Pour l'enseignant ces parents odieux, qui leurs donnent des élèves odieux, préfèrent que leurs impôts servent à dépenser 40 milliard par an dans la force de frappe atomique française, pour "l'excellence" de "l'excellence" des élites françaises et de leur joujoux et rêves dangereux, plutôt qu'à les payer honorablement ! C'est un vrai problème, un trou noir de la société française et de son économie.

Tant que le monde enseignant sera déboussolé par l'évolution de la société, que nous construisons tous, tant qu'il sentira que son travail est injustement perçu, malgré tout ce que j'en dit, qu'il n'a pas de valeur économique, il continuera de mettre ses propres limites (peut être entretenues par des paresses intellectuelles, par des fermetures affectives et culturelles), comme une exigence de comportement pour les élèves plutôt que pour lui.

Les élèves continueront de décrocher. Je connais des cas où les élèves ayant décroché, aucun professeur ne s'est inquiété auprès de la famille de ce qui se passait, sans doute trop contents d'être débarrassés d'un perturbateur.
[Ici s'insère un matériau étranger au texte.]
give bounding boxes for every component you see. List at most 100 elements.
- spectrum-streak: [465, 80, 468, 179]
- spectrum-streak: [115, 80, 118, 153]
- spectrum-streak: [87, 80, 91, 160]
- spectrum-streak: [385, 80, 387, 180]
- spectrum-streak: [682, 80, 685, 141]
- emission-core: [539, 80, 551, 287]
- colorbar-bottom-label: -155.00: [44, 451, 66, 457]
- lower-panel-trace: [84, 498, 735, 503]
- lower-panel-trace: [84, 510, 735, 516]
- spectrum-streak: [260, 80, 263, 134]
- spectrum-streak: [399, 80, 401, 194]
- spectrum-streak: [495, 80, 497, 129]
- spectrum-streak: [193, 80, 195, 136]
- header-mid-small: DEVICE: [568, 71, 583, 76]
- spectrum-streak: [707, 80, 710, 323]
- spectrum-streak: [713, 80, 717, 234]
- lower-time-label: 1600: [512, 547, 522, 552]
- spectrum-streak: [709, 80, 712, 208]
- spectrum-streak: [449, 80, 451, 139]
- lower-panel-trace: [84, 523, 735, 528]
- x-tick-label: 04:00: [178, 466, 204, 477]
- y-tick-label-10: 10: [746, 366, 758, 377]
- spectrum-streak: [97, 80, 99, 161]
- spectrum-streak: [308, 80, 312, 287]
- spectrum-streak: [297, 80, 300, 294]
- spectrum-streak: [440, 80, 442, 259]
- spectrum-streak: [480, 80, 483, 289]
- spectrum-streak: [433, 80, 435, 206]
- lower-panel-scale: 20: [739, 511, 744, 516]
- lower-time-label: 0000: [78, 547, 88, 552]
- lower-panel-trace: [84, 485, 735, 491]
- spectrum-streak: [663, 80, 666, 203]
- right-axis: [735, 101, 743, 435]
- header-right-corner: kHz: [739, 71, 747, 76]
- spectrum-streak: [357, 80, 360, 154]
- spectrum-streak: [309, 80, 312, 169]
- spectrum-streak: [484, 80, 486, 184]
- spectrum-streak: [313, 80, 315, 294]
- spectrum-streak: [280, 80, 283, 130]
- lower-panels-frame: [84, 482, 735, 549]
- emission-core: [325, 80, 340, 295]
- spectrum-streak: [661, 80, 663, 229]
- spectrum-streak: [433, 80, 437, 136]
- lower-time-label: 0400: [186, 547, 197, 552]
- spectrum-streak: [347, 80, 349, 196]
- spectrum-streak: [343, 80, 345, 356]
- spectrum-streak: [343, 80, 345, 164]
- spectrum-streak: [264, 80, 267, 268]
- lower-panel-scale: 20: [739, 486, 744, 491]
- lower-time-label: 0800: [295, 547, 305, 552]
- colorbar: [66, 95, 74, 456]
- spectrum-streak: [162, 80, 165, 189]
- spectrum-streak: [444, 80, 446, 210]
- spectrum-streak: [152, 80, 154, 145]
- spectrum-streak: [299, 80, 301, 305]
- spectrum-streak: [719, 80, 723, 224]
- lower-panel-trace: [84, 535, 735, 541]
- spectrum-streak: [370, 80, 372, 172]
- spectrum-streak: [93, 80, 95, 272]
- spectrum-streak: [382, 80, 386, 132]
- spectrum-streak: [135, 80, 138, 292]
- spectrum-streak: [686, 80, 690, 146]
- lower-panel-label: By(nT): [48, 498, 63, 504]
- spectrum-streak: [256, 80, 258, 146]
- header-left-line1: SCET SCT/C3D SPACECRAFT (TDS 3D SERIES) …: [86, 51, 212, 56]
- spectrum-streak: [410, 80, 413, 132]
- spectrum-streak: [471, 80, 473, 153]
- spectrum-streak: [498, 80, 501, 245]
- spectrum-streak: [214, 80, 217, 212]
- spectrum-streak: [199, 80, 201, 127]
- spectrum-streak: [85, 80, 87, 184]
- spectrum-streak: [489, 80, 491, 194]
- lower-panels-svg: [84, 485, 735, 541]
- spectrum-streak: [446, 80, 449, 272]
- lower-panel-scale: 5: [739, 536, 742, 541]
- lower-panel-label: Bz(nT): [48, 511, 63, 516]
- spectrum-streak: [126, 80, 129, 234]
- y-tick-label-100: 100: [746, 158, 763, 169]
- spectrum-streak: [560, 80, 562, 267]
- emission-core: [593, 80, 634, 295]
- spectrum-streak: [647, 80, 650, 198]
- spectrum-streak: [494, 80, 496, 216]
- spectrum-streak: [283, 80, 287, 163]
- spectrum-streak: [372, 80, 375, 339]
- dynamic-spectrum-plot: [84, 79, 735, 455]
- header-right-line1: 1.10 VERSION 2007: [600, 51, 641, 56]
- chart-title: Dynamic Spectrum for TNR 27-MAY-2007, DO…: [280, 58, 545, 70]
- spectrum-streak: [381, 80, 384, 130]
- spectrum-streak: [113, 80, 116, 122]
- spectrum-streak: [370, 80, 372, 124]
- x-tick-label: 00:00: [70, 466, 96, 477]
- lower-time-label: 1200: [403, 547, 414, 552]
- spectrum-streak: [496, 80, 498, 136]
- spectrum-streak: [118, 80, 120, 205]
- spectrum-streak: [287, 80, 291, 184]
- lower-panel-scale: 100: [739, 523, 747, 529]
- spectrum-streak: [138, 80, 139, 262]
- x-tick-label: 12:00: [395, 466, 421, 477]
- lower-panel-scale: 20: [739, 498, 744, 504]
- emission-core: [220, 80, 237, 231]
Au niveau des établissements scolaires on aime bien faire valoir les taux de réussite à tel ou tel examen. Le ministère de l'éducation nationale devrait avoir les moyens de rendre obligatoire la publication pour chaque établissement, ventilés par classes et par professeurs, du nombre d'élèves ayant réussi tel ou tel examen, du nombre d'élèves refusés dans une classe supérieure de l'établissement et orientés vers un autre établissement, du nombre d'élève ayant quitté volontairement l'établissement pour un autre établissement, du nombre d'élèves renvoyés, du nombre d'élèves ayant décroché.

Au niveau de l'éducation nationale la scolarité obligatoire ne devrait pas être coercitive pour les parents, sauf s'il était avéré bien sûr que des parents refusent d'envoyer leur enfant à l'école. Mais des parents dont l'enfant refuse d'aller à l'école devraient être respectés. Car s'il refuse c'est la preuve qu'on lui demande d'y aller et c'est peut être à cause d'éléments à prendre en compte au collège ou au lycée.

Ainsi il y aurait certainement plus d'humilité de la part des chefs d'établissements, plus de responsabilisation pour les enseignants, moins de conflits larvés ou ouverts dans les familles, à cause de l'école, qui cassent des vies. La France souffre de son école.